The shares of prepaid debit card provider Paysign Inc (NASDAQ:PAYS) have soared more than 200% in 2019, and hit an all-time high of $13.63 last week. But today the stock's down 11.3% at $11.27, after brokerage firm BTIG downgraded its rating to "neutral" from "buy." The analyst note suggested that Paysign's strong growth is already priced into the stock price, though a pullback in the shares (maybe like the one today?) could be a buying opportunity. Against this backdrop, PAYS options volume has picked up.
At last check, more than 800 puts had crossed the tape, compared to a daily average of just 228. The June 12.50 put is most popular, while new positions are opening at the July 12.50 put. Call volume is also accelerated, with more than 1,100 contracts traded so far -- two times the average intraday pace -- and buy-to-open activity seemingly taking place at the July 15 call.

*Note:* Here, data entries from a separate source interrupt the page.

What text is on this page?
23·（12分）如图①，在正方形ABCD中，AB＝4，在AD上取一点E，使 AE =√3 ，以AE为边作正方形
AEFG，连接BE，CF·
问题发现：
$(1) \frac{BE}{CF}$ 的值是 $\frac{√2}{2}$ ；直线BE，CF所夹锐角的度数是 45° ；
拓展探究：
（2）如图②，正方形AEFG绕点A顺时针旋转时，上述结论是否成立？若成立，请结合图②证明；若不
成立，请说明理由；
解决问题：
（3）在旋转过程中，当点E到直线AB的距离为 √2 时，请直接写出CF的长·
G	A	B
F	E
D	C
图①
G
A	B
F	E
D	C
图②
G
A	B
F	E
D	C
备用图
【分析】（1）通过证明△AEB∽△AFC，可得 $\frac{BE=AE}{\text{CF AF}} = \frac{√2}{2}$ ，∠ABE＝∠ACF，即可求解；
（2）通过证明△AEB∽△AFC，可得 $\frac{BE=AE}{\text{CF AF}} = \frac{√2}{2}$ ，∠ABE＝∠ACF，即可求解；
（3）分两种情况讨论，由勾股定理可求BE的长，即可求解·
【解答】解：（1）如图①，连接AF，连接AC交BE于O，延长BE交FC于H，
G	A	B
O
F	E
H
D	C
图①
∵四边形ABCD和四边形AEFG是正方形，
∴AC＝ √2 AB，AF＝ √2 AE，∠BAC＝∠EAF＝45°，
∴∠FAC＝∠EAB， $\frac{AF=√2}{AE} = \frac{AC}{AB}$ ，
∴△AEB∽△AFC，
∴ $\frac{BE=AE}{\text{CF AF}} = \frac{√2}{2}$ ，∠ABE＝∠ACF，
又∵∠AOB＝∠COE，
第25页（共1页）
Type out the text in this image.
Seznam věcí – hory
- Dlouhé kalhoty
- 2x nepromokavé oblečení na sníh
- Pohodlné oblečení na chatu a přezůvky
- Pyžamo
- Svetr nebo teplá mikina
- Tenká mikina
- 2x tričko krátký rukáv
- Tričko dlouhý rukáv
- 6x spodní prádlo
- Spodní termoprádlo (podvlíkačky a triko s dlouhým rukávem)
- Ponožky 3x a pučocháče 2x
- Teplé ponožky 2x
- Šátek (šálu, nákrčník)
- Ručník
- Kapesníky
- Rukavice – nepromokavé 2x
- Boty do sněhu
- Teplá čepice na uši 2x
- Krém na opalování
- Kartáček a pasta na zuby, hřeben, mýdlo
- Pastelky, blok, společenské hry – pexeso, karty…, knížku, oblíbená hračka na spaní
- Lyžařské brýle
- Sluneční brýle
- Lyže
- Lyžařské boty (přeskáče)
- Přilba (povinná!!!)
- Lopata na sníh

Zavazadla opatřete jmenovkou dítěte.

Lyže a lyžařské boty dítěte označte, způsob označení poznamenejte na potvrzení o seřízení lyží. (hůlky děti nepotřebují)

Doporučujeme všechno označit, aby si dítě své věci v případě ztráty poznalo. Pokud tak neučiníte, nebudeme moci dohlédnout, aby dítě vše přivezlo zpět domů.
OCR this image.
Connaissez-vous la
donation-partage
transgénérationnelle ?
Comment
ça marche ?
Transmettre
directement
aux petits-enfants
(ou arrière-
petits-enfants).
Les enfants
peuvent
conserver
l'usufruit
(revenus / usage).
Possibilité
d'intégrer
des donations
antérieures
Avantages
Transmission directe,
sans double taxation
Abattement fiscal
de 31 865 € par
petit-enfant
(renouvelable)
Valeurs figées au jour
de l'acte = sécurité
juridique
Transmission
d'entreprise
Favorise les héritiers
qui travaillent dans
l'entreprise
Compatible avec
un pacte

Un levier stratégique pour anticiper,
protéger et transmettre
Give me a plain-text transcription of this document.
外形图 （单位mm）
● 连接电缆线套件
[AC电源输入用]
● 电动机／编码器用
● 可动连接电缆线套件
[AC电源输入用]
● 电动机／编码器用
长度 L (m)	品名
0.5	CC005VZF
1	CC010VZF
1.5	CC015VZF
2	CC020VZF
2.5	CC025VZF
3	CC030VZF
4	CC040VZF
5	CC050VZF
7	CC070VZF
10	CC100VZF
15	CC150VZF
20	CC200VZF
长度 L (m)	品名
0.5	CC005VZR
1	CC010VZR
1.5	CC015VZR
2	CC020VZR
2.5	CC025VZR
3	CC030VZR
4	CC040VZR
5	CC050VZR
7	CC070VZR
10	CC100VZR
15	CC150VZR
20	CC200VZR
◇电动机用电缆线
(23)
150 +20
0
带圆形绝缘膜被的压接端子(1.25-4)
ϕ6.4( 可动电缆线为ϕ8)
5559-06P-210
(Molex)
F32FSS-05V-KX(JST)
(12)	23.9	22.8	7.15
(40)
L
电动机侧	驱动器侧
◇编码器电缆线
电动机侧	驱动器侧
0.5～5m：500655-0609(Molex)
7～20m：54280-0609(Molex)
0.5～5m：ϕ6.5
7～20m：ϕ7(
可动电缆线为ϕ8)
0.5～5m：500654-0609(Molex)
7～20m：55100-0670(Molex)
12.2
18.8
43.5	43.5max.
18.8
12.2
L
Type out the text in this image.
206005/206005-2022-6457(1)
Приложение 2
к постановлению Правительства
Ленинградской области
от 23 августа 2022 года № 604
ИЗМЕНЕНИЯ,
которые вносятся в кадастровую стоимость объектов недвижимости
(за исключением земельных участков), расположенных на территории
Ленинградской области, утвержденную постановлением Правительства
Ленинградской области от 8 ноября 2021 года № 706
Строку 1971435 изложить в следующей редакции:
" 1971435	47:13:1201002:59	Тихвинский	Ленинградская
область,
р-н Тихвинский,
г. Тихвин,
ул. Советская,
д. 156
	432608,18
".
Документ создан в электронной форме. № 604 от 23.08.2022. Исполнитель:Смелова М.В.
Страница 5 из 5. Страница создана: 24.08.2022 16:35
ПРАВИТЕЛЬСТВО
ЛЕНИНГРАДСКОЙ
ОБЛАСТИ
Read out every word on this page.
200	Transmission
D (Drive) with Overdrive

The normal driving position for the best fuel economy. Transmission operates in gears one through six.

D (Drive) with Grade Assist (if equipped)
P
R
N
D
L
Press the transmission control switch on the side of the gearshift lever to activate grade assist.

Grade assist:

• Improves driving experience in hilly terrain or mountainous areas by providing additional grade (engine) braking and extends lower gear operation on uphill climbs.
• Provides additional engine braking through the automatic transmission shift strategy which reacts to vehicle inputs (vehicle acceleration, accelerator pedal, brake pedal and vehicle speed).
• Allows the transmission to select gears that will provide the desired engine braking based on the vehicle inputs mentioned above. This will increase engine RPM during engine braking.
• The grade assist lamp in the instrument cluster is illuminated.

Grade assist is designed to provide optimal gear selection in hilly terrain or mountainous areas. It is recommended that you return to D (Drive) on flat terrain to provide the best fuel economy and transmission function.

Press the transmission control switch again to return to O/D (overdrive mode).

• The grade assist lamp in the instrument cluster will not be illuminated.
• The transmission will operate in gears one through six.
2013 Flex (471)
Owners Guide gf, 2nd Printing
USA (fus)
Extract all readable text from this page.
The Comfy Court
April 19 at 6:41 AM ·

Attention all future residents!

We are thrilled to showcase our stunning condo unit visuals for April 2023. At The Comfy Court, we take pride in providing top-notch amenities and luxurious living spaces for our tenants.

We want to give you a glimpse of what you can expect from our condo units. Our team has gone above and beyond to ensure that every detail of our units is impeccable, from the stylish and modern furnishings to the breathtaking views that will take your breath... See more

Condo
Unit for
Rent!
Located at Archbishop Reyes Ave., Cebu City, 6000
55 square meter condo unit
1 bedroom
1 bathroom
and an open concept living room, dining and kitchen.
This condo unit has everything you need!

Open interest on Paysign already stands at an annual high, with about 3,700 puts and 6,300 calls outstanding. At the International Securities Exchange (ISE), Chicago Board Options Exchange (CBOE), and NASDAQ OMX PHLX (PHLX), those who have placed bets have preferred long puts over long calls by a nearly 3-to-1 clip in the past two weeks. This points to potential hedging from PAYS shareholders looking to protect paper profits after the security's absurd run in the first half of the year.
There has been some growing skepticism around the shares in the form of short interest. In the last two reporting periods, short interest increased by almost 40% -- though just 3.4% of the total float is dedicated to short interest at this point. Also, today's losses have the security on the short-sale restricted list.